以上により、当第2四半期連結累計期間の売上高は45,054千円(前年同四半期比9.1%減)、営業損失4,280千円(前年同四半期は営業利益16,972千円)となりました。
(2) 財政状態の分析
(資産)
当第2四半期連結累計期間末における資産合計は6,041,708千円となり、前連結会計年度末に比べ109,964千円増加いたしました。これは主に未収還付消費税等の減少96,953千円、未収還付法人税等の減少23,398千円及び短期貸付金の減少21,500千円があったものの、現金及び預金の増加171,911千円、売掛金の増加46,377千円及び商品及び製品の増加29,905千円などによる流動資産の増加116,984千円、投資有価証券の増加41,326千円があったものの、建物及び構築物の減少44,196千円などによる固定資産の減少7,019千円があったことによるものです。
(負債)
負債は1,717,507千円となり、前連結会計年度末に比べ43,522千円増加いたしました。これは主に長期借入金の減少12,504千円などによる固定負債の減少8,232千円があったものの、支払手形及び買掛金の増加50,578千円などによる流動負債の増加51,755千円などがあったことによるものです。
(純資産)
純資産は4,324,200千円となり、前連結会計年度末に比べ66,442千円増加いたしました。これは主にその他有価証券評価差額金の増加31,789千円、自己株式の減少20,315千円及び利益剰余金の増加14,080千円などがあったことによるものです。
(3) キャッシュ・フローの状況
当第2四半期連結会計期間末における現金及び現金同等物(以下「資金」という)は1,631,220千円となり、前連結会計年度末に比べ181,696千円増加いたしました。

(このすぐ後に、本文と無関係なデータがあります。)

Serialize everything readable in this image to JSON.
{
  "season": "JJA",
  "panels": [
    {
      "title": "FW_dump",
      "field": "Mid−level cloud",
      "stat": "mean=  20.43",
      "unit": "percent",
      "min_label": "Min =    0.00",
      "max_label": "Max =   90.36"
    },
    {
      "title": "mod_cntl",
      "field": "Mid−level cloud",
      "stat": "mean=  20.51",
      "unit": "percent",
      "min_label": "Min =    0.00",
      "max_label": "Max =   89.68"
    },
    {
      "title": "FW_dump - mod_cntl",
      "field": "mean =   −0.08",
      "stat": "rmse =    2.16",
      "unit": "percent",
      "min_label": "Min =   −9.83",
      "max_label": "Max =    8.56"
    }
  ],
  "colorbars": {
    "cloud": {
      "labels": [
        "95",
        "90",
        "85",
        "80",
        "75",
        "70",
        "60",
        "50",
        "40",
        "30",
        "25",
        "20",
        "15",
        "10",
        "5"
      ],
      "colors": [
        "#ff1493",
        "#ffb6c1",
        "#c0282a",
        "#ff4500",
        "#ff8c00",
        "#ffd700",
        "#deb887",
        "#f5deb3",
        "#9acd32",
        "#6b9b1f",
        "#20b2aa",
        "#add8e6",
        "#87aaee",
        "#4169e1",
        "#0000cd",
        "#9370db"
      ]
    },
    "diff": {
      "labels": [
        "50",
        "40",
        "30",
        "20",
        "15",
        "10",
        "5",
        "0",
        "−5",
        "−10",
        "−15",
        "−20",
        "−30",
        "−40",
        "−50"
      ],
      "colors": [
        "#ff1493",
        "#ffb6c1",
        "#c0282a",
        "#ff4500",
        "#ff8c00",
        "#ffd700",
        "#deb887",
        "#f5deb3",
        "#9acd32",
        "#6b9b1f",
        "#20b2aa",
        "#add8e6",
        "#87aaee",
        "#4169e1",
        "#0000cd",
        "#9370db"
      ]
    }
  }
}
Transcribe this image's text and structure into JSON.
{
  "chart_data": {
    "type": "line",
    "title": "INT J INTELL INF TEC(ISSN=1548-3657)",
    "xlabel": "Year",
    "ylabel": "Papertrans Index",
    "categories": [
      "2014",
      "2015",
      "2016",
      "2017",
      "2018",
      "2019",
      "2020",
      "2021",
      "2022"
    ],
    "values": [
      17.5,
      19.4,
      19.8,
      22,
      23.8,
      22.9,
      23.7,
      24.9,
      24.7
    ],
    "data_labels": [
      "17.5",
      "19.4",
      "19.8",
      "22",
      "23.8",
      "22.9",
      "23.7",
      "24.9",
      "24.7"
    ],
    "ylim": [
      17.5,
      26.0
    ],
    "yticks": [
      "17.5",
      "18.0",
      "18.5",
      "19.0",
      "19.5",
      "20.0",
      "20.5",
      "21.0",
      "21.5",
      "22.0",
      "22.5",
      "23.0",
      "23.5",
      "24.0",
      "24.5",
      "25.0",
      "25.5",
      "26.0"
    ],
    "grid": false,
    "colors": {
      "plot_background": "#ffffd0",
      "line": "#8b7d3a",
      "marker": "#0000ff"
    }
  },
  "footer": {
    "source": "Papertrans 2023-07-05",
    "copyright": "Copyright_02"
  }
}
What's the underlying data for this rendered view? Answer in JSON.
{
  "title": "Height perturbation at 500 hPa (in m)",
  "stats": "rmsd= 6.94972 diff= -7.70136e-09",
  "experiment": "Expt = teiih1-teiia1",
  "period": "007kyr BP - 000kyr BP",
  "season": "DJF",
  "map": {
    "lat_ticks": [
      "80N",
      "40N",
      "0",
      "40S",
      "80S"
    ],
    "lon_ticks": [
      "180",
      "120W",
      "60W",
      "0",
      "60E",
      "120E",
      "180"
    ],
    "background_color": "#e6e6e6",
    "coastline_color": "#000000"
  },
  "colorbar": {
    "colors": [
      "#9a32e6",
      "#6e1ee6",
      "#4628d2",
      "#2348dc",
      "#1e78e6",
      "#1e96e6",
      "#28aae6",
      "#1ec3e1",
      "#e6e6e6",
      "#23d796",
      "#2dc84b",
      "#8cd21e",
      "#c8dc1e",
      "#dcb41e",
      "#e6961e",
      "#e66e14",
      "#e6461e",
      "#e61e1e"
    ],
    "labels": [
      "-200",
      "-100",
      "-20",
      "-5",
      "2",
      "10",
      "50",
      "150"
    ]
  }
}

当第2四半期連結累計期間における各キャッシュ・フローの状況とそれらの要因は次のとおりです。
(営業活動によるキャッシュ・フロー)
営業活動の結果獲得した資金は169,309千円(前年同期は130,793千円の使用)となりました。これは主に未収還付消費税の減少96,953千円、税金等調整前四半期純利益59,954千円及び仕入債務の増加55,655千円があったものの、売上債権の増加51,077千円、法人税等の支払額25,887千円及び棚卸資産の増加13,393千円などがあったことによるものです。
(投資活動によるキャッシュ・フロー)
投資活動の結果獲得した資金は42,154千円(前年同期は371,812千円の使用)となりました。これは主に定期預金の減少25,200千円及び貸付金の回収による収入21,500千円などがあったことによるものです。
(財務活動によるキャッシュ・フロー)
財務活動の結果使用した資金は29,611千円(前年同四半期は165,492千円の獲得)となりました。これは主に子会社の所有する親会社株式の売却による収入20,036千円があったものの、配当金の支払額37,130千円及び長期借入金の返済による支出12,504千円などがあったことによるものです。
(4) 経営方針・経営戦略等
当第2四半期連結累計期間において、当社グループが定めている経営方針・経営戦略等について重要な変更はありません。
(5) 優先的に対処すべき事業上及び財務上の課題
当第2四半期連結累計期間において、当社グループの優先的に対処すべき事業上及び財務上の課題について重要な変更及び新たに生じた課題はありません。
(6) 研究開発活動
該当事項はありません。
(連結子会社の吸収合併)
当社は、2023年12月18日開催の取締役会において、当社の連結子会社である株式会社CKDを吸収合併することを決議し、2024年3月1日付で吸収合併を行いました。
なお、詳細につきましては、「第4 経理の状況 1 四半期連結財務諸表 注記事項(企業結合等関係)」に記載のとおりであります。